14 Mar 2025 2 minute read
Machen Quarry Entrance. May 2023. Photo via Google

More industrial recycling will be permitted at a quarry, where nearby residents have raised concerns about dust, noise and traffic.

Caerphilly County Borough Council’s planning committee has approved an application for Heidelberg Materials UK to increase its recycling operations at the Machen Quarry site.

The firm plans to process construction and demolition waste, in addition to its current road planings operation, at a new location in the quarry.

Council planning officer Anthony Pyne said the works would be situated around 190 metres from the nearest homes, and added the quarry has a licence to operate in Machen until 2042.

Limited

He said the maximum volume of waste processed at the site would be limited to 250,000 tonnes a year, and operating hours would be limited.

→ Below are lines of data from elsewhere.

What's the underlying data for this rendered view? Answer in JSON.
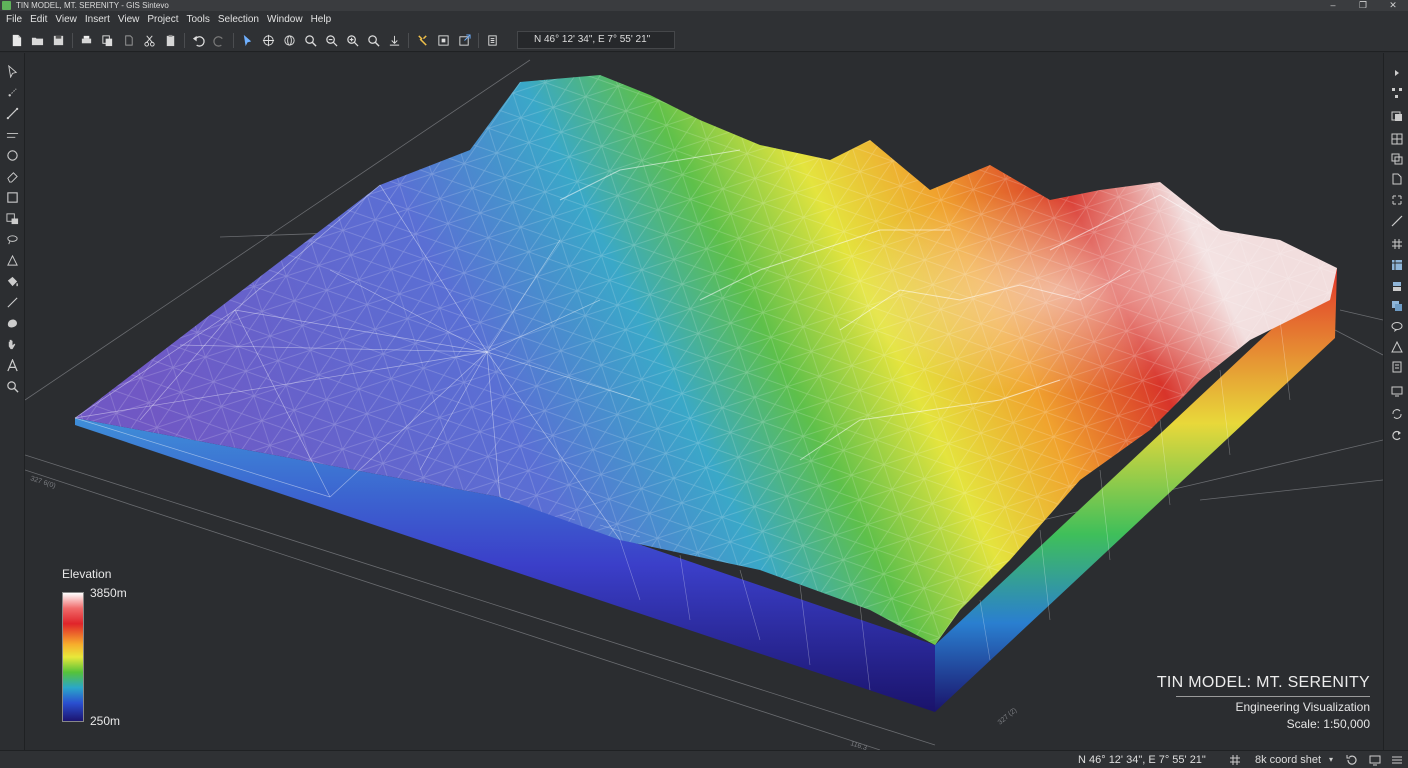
{
  "window": {
    "title": "TIN MODEL, MT. SERENITY - GIS Sintevo",
    "controls": {
      "minimize": "–",
      "maximize": "❐",
      "close": "✕"
    }
  },
  "menu": [
    "File",
    "Edit",
    "View",
    "Insert",
    "View",
    "Project",
    "Tools",
    "Selection",
    "Window",
    "Help"
  ],
  "toolbar": {
    "coordinates": "N 46° 12' 34\",  E 7° 55' 21\"",
    "icons": [
      "new-file-icon",
      "open-folder-icon",
      "save-icon",
      "print-icon",
      "copy-icon",
      "paste-doc-icon",
      "cut-icon",
      "clipboard-icon",
      "undo-icon",
      "redo-icon",
      "select-pointer-icon",
      "pan-icon",
      "globe-icon",
      "zoom-in-icon",
      "zoom-out-icon",
      "zoom-extent-icon",
      "zoom-window-icon",
      "measure-icon",
      "tools-icon",
      "layer-frame-icon",
      "export-icon",
      "properties-icon"
    ]
  },
  "left_tools": [
    "pointer-icon",
    "point-icon",
    "line-icon",
    "polyline-icon",
    "circle-icon",
    "eraser-icon",
    "rectangle-icon",
    "polygon-select-icon",
    "lasso-icon",
    "triangle-icon",
    "bucket-icon",
    "ruler-line-icon",
    "blob-icon",
    "hand-icon",
    "text-icon",
    "magnifier-icon"
  ],
  "right_tools": [
    "arrow-icon",
    "nodes-icon",
    "layers-icon",
    "tile-icon",
    "copy-icon",
    "document-icon",
    "align-icon",
    "diagonal-icon",
    "grid-icon",
    "table-icon",
    "stack-icon",
    "overlay-icon",
    "speech-icon",
    "delta-icon",
    "stamp-icon",
    "monitor-icon",
    "sync-icon",
    "redo-icon"
  ],
  "legend": {
    "title": "Elevation",
    "max_label": "3850m",
    "min_label": "250m",
    "colors": [
      "#ffffff",
      "#e0242a",
      "#f7ac2c",
      "#e8e83a",
      "#55c23a",
      "#2aa7c9",
      "#2a4fd0",
      "#1c1470"
    ]
  },
  "caption": {
    "title": "TIN MODEL: MT. SERENITY",
    "subtitle": "Engineering Visualization",
    "scale": "Scale: 1:50,000"
  },
  "status": {
    "coordinates": "N 46° 12' 34\",  E 7° 55' 21\"",
    "sheet": "8k coord shet",
    "chevron": "▾"
  }
}
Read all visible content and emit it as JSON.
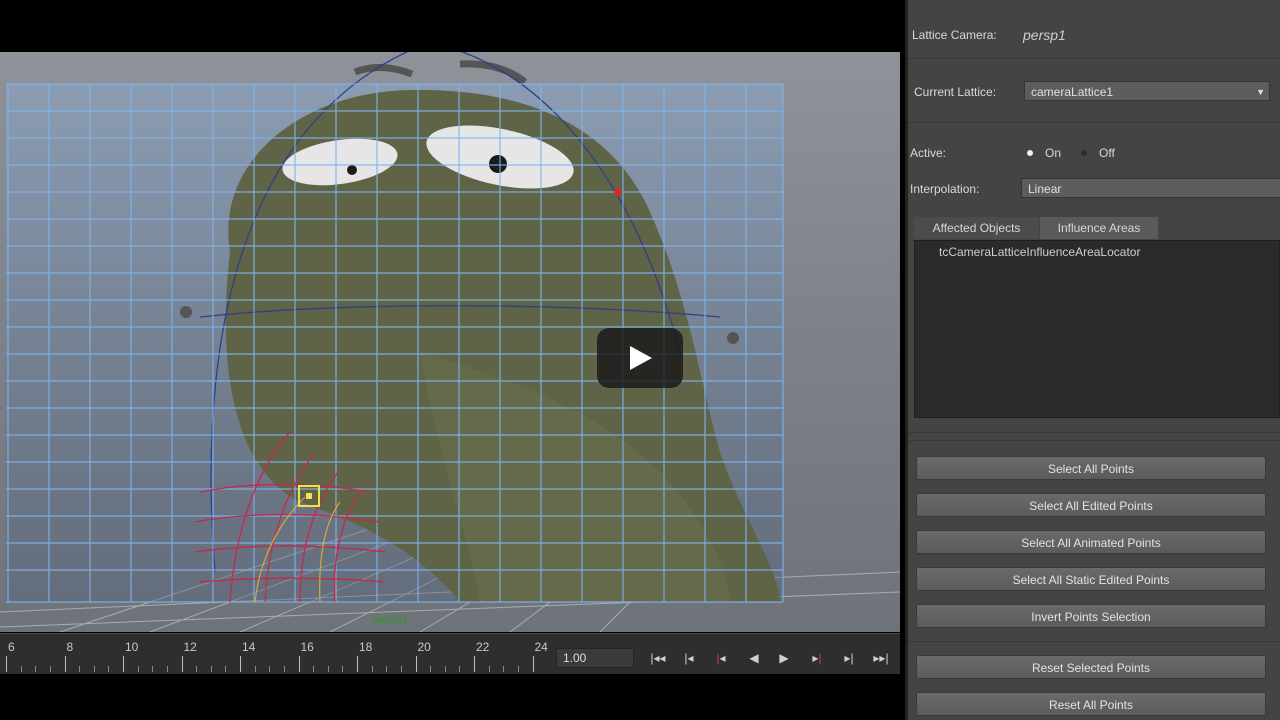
{
  "viewport": {
    "camera_label": "persp1"
  },
  "timeline": {
    "tick_labels": [
      "6",
      "8",
      "10",
      "12",
      "14",
      "16",
      "18",
      "20",
      "22",
      "24"
    ],
    "current_frame": "1.00",
    "controls": [
      "go-to-start",
      "step-back-key",
      "step-back-frame",
      "play-back",
      "play-forward",
      "step-forward-frame",
      "step-forward-key",
      "go-to-end"
    ]
  },
  "panel": {
    "lattice_camera_label": "Lattice Camera:",
    "lattice_camera_value": "persp1",
    "current_lattice_label": "Current Lattice:",
    "current_lattice_value": "cameraLattice1",
    "active_label": "Active:",
    "active_on": "On",
    "active_off": "Off",
    "interpolation_label": "Interpolation:",
    "interpolation_value": "Linear",
    "tabs": [
      "Affected Objects",
      "Influence Areas"
    ],
    "list_items": [
      "tcCameraLatticeInfluenceAreaLocator"
    ],
    "buttons": [
      "Select All Points",
      "Select All Edited Points",
      "Select All Animated Points",
      "Select All Static Edited Points",
      "Invert Points Selection"
    ],
    "buttons2": [
      "Reset Selected Points",
      "Reset All Points"
    ]
  },
  "colors": {
    "lattice": "#7fb4ec",
    "lattice_deformed": "#c8264a",
    "character": "#5e6346",
    "accent_green": "#3f8e3c"
  }
}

Cllr Chris Morgan, who represents the Machen and Rudry ward, spoke at the meeting to “raise the concerns of residents” opposed to the application.

He said people living near the quarry were concerned about various types of pollution, and “are worried this will worsen” if the recycling operation was ramped up.

Complaints included damage to properties, noise, seismic vibrations, dust and the movements of large lorries, Cllr Morgan told the committee.

He said residents sought assurances the construction and demolition waste proposed for the quarry would not include “hazardous” materials such as asbestos.

Planning agent Angela Collins, representing the applicant, said the principle of recycling at the quarry site “is well established”.

The new applicant represented a “continuation” of those works “at a location further away from properties”, she told the committee.

Environmental permit

Regarding the residents’ concerns, Ms Collins said operations at the site “will be subject to the conditions of an environmental permit from Natural Resources Wales, who have offered no objection” to the application.

There will be “careful inspections” of the materials received for recycling, and it is “not in the operator’s interest” to handle asbestos, she added.

The planning committee’s members agreed with the officers’ recommendation to grant planning permission, subject to several conditions.